事業モデル

同社は梱包用材の製造販売を行う木材事業、プレハブハウスや鋼構造物の施工を含むハウス・エコ事業、太陽光発電による売電事業、ゴルフ場運営のライフクリエイト216A事業を展開する多角的な事業構造を有しています。

特に木材事業ではニュージーランド産ラジアータパインと国産スギを主原料とし、国内工場で製材を行い梱包用材やパレット用材などを製造しています。ハウス・エコ事業では、近年のM&Aにより高度な技術を持つ企業を統合し、鋼構造物の提案力向上や生産能力の強化を図っています。

KPI

当連結会計年度において、売上高は126億39百万円(前期比110.4%)、営業利益は6億58百万円(前期比113.6%)を計上しました。ハウス・エコ事業では、M&A効果と内製化の推進により、営業利益が前年同期比241.5%と大幅な伸長を見せています。

また、太陽光発電売電事業においても、良好な天候に恵まれたことで売上高は前期を上回る4億56百万円となりました。ライフクリエイト事業の営業利益は前年同期比71.4%と減益となったものの、安定した運営体制を維持しています。

成長ドライバー

ハウス・エコ事業においては、M&Aを通じて獲得した高度な技術や設計力を活用し、官公庁案件を中心とした大型物件の受注獲得に注力しています。特に鋼材の範囲が広い「Hグレード認定」の取得により、提案力の強化と顧客層の拡大を図る方針です。
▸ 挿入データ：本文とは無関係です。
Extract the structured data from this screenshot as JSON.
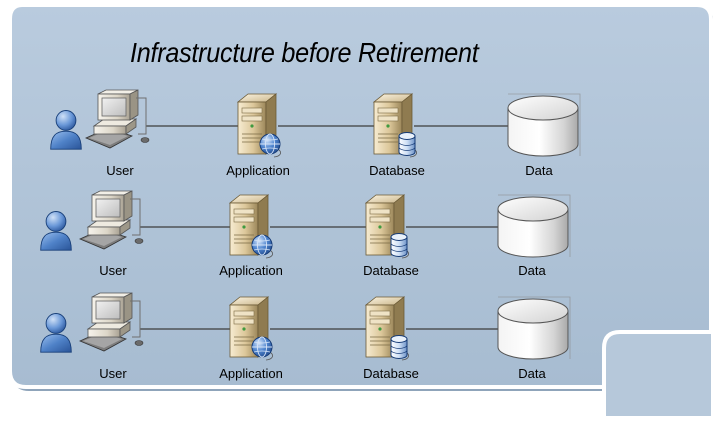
{
  "diagram": {
    "title": "Infrastructure before Retirement",
    "rows": [
      {
        "user": "User",
        "application": "Application",
        "database": "Database",
        "data": "Data"
      },
      {
        "user": "User",
        "application": "Application",
        "database": "Database",
        "data": "Data"
      },
      {
        "user": "User",
        "application": "Application",
        "database": "Database",
        "data": "Data"
      }
    ]
  },
  "icons": [
    "user-icon",
    "workstation-icon",
    "application-server-icon",
    "database-server-icon",
    "data-storage-icon"
  ],
  "colors": {
    "panel_fill": "#aec2d6",
    "panel_border": "#ffffff",
    "connector": "#3c3c3c",
    "user_blue": "#2f68b8",
    "server_tan": "#d8c59c"
  }
}
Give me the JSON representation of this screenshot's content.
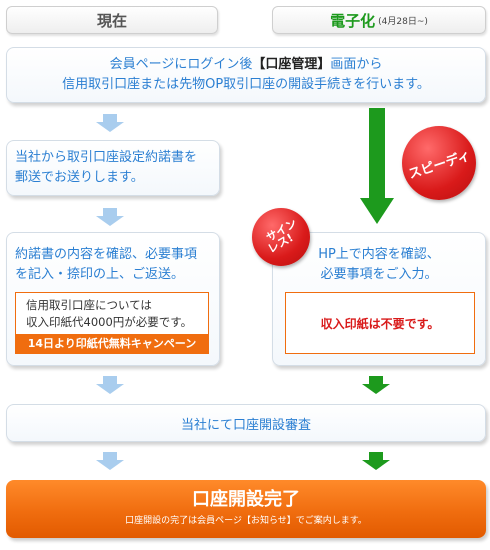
{
  "header": {
    "current_label": "現在",
    "electronic_label": "電子化",
    "electronic_date": "(4月28日~)"
  },
  "step1": {
    "line1_prefix": "会員ページにログイン後",
    "line1_highlight": "【口座管理】",
    "line1_suffix": "画面から",
    "line2": "信用取引口座または先物OP取引口座の開設手続きを行います。"
  },
  "left": {
    "step2_line1": "当社から取引口座設定約諾書を",
    "step2_line2": "郵送でお送りします。",
    "step3_line1": "約諾書の内容を確認、必要事項",
    "step3_line2": "を記入・捺印の上、ご返送。",
    "note_line1": "信用取引口座については",
    "note_line2": "収入印紙代4000円が必要です。",
    "campaign": "14日より印紙代無料キャンペーン"
  },
  "right": {
    "speedy_badge": "スピーディ",
    "signless_badge_line1": "サイン",
    "signless_badge_line2": "レス!",
    "line1": "HP上で内容を確認、",
    "line2": "必要事項をご入力。",
    "note": "収入印紙は不要です。"
  },
  "review": {
    "label": "当社にて口座開設審査"
  },
  "complete": {
    "title": "口座開設完了",
    "subtitle": "口座開設の完了は会員ページ【お知らせ】でご案内します。"
  },
  "colors": {
    "blue_text": "#2b7fd2",
    "green": "#1d9a1d",
    "orange": "#f06d0f",
    "red": "#d91a1a",
    "light_blue_arrow": "#a9cdee"
  }
}
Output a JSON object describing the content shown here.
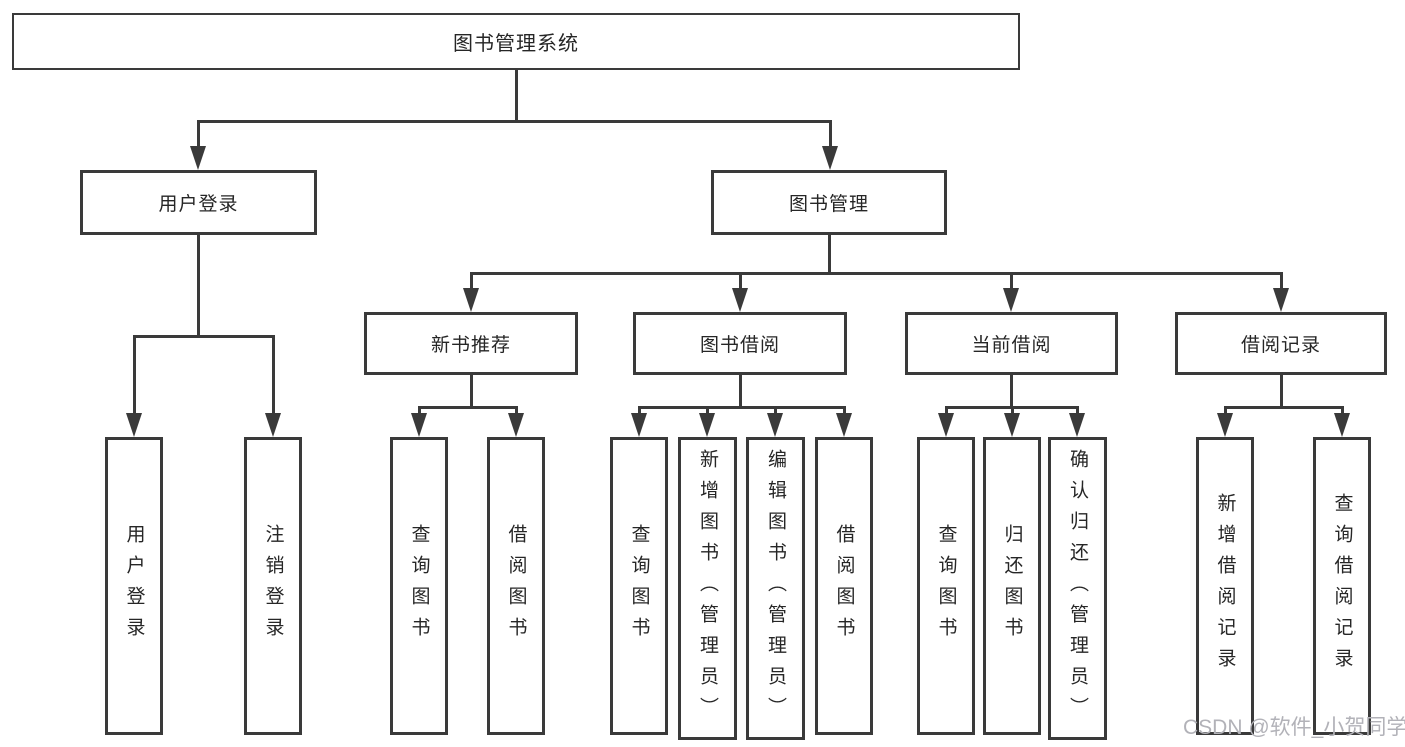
{
  "diagram": {
    "title": "图书管理系统",
    "branches": {
      "user_login": {
        "label": "用户登录",
        "children": [
          {
            "label": "用户登录"
          },
          {
            "label": "注销登录"
          }
        ]
      },
      "book_management": {
        "label": "图书管理",
        "sections": [
          {
            "label": "新书推荐",
            "children": [
              {
                "label": "查询图书"
              },
              {
                "label": "借阅图书"
              }
            ]
          },
          {
            "label": "图书借阅",
            "children": [
              {
                "label": "查询图书"
              },
              {
                "label": "新增图书（管理员）"
              },
              {
                "label": "编辑图书（管理员）"
              },
              {
                "label": "借阅图书"
              }
            ]
          },
          {
            "label": "当前借阅",
            "children": [
              {
                "label": "查询图书"
              },
              {
                "label": "归还图书"
              },
              {
                "label": "确认归还（管理员）"
              }
            ]
          },
          {
            "label": "借阅记录",
            "children": [
              {
                "label": "新增借阅记录"
              },
              {
                "label": "查询借阅记录"
              }
            ]
          }
        ]
      }
    }
  },
  "watermark": "CSDN @软件_小贺同学",
  "colors": {
    "line": "#3a3a3a",
    "node_border": "#3a3a3a",
    "text": "#262626",
    "watermark": "#b2b2b8",
    "background": "#ffffff"
  }
}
また、木材事業では原材料の調達リスクに対応するため、安定した国産材への切り替えを推進し、強固な受注基盤を構築しています。中長期的な成長に向けた「NEXT STEP 10」に基づき、若手人材の積極採用と育成を通じた組織の若返りも重要な成長戦略として位置づけられています。

リスク

原材料となるニュージーランド産原木の仕入価格や、輸送コストに影響する原油価格、および為替レートの変動が業績に与える影響を注視しています。特に円安局面における輸入コストの上昇に対し、販売価格への転嫁の遅れや不完全な転嫁がリスク要因となります。

また、製造拠点が広島県内の1拠点に集中しているため、大規模な自然災害による生産停止のリスクが存在します。これに対し、同社は事業継続計画(BCP)を策定し、人的被害の低減と早期の事業再開に向けた体制整備を進めています。

競合

梱包用材市場においては、鉄製品やプラスチック製品といった非木質系素材との競合が存在します。しかし、同社は供給の安定性や加工の容易性に優れるニュージーランド産ラジアータ松や国産材を主軸とすることで、競争優位性を確保しています。

ハウス・エコ事業においては、建設業界特有の深刻な人手不足が課題となっており、競合他社との差別化のために人材の確保と育成に注力しています。独自の設計力や製造力を強化することで、厳しい労働環境下でも高い顧客満足度を維持する戦略をとっています。

バリュエーション

最新の市場データにおいて、同社の株価は1,623円、時価総額は約28.8億円となっています。PERは14.56倍、PBRは0.51倍と算出されており、資産価値に対して割安な水準で評価されています。

配当利回りは3.84%となっており、財務体質の改善に伴い、中期経営計画の更新により2026年10月期より配当性向の目標を引き上げる方針です。株主還元に対する前向きな姿勢が示されており、安定した収益基盤を背景とした評価が見込まれます。